Our first executive session often—but not always—preceded committee meetings. It was important for it to take place early in the meeting to provide context for the deliberations that lay ahead. The second session, at the end of the meeting, provided an opportunity to ask lingering questions, take some issues to an ever more candid level, and bring up matters that did not naturally fit into other sessions. It was also a time to evaluate the meeting. What went well? What could be improved? Each spring we used it as a time for trustees to write a five-minute paper evaluating the performance of the board as well as their own individual performance.

Including students and often faculty at board breakfasts and lunches afford opportunities to connect trustees with the campus community. We sometimes featured student panel presentations or an inspiring student speaker. For the most part just having students as part of informal table discussions proved to be the best way to remind trustees of the importance of their work.
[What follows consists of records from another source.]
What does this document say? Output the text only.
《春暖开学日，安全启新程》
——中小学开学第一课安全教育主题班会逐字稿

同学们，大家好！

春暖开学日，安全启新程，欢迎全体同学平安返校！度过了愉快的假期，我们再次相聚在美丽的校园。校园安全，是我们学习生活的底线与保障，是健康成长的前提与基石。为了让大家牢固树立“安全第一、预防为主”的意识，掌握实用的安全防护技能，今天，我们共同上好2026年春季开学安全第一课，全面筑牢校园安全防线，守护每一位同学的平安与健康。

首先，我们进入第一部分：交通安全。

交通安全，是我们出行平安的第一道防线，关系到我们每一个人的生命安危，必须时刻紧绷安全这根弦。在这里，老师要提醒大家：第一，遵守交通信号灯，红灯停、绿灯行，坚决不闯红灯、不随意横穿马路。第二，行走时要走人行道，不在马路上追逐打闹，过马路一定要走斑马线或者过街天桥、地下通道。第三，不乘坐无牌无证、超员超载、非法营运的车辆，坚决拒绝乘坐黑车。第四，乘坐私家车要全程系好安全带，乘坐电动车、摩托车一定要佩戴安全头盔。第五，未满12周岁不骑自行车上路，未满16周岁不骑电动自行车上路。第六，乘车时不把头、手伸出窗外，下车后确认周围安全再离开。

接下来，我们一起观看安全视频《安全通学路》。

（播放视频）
And never underestimate the value of social events. Nothing forms and fashions board culture like informed conversation—the kind of social engagement that takes place between sessions. A well-orchestrated board dinner with modest programming but plenty of time for informal conversation is ideal. Dinner table conversation (taking care in deciding who sits next to whom) can be the key to relationship building and further foster good thinking about the most vexing challenges facing the institution.

The time the president and the Agenda Committee invest in in meeting design pays enormous dividends. Building an initial curriculum for board meetings and making necessary adjustments between meetings are opportunities for the president and trustees to partner in advancing the institution. A well-designed meeting ensures engaged trustee participation, new insights into big questions that really matter, and a thought partnership between trustees and the president that ensures success.

AUTHOR: William E. Troutt, PhD, is the president emeritus of Rhodes College, where he served as the president from 1999 to 2017. He served as the president of Belmont University from 1982 to 1999.